涼玦的衣服上也必不可免的濺了幾滴,他痛心疾首的哀嚎:“我的衣服!”
鳳如畫眨了眨眼,乖巧的樣子看上去怎麽也不像做了壞事的人。
涼玦穿着一身火紅長衫,上面沾染了墨汁很是明顯,臭美的某人委屈的控訴:“小畫兒,你越來越不可愛了。
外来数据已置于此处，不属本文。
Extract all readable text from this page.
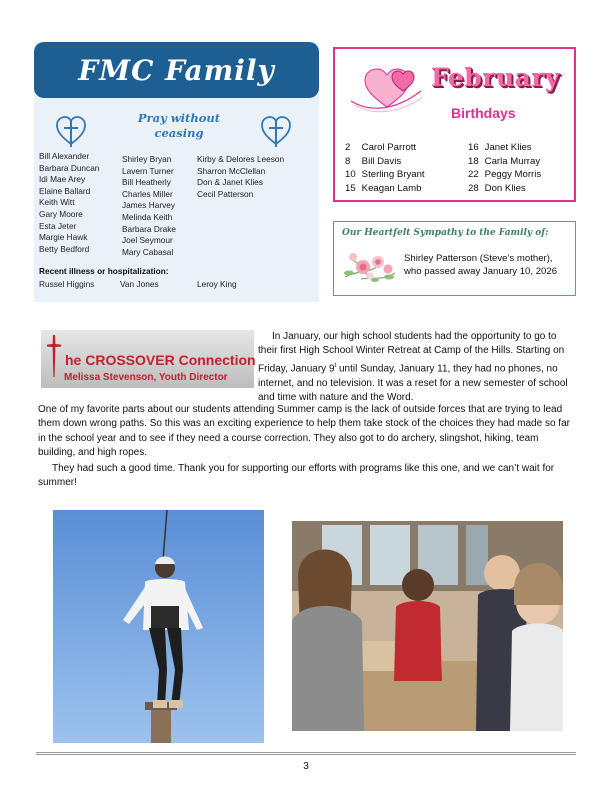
FMC Family
Pray without ceasing
Bill Alexander
Barbara Duncan
Idi Mae Arey
Elaine Ballard
Keith Witt
Gary Moore
Esta Jeter
Margie Hawk
Betty Bedford
Shirley Bryan
Lavern Turner
Bill Heatherly
Charles Miller
James Harvey
Melinda Keith
Barbara Drake
Joel Seymour
Mary Cabasal
Kirby & Delores Leeson
Sharron McClellan
Don & Janet Klies
Cecil Patterson
Recent illness or hospitalization:
Russel Higgins	Van Jones	Leroy King
February
Birthdays
2 Carol Parrott
8 Bill Davis
10 Sterling Bryant
15 Keagan Lamb
16 Janet Klies
18 Carla Murray
22 Peggy Morris
28 Don Klies
Our Heartfelt Sympathy to the Family of:
Shirley Patterson (Steve’s mother),
who passed away January 10, 2026
he CROSSOVER Connection
Melissa Stevenson, Youth Director

In January, our high school students had the opportunity to go to their first High School Winter Retreat at Camp of the Hills. Starting on Friday, January 9$^t$ until Sunday, January 11, they had no phones, no internet, and no television. It was a reset for a new semester of school and time with nature and the Word.

One of my favorite parts about our students attending Summer camp is the lack of outside forces that are trying to lead them down wrong paths. So this was an exciting experience to help them take stock of the choices they had made so far in the school year and to see if they need a course correction. They also got to do archery, slingshot, hiking, team building, and high ropes.

They had such a good time. Thank you for supporting our efforts with programs like this one, and we can’t wait for summer!

3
”
鳳如畫無視了他,撅着粉嫩的嬌唇,用眼神控訴雲侍天。
雲侍天知道她好動,喜歡熱鬧,但眼下局勢複雜,他雖已連續三日未上朝,但朝中之事卻是一清二楚。
這幾日有諸多朝臣前來拜訪,都被荀管家擋了回去,那些人見不到他人,總會想其他辦法,他不想将她牽連進去。
他無奈的道:“且不說你有身孕不宜外出,我朝律例官婦不得抛頭露面和經商,你如今是臨燕王妃,讓人看見少不了被說閑話。”
她氣呼呼的鼓着腮幫子,杏目圓瞪:“若我非要出府呢?”
雲侍天臉色一沉:“不行。”
她是他妻子,又不是他的兵,鳳如畫惱火,心裏的火苗蹭蹭往上飙:“還有什麽不行不允的,今日你一并說清楚。”讓她也好心裏有個底。
雲侍天抿唇道:“沒有我的允許,不許踏出大門一步!”
鳳如畫漆黑的眼珠子碌轉了一圈,眼裏閃動着聰慧狡黠的光芒,剛才還像一隻炸毛的刺猬,此刻變得溫順下來。
“明白。”那就走後門呗,實在不行翻牆也行,不費事。
反正她沒少翻過牆,多翻幾次也無事。
她突然變得這麽乖順,讓雲侍天有些意外,他的視線落在她的腹部:“你如今不是一個人,不管做什麽不要毛毛躁躁,把那小東西在你肚子裏好好養着,照顧好他。”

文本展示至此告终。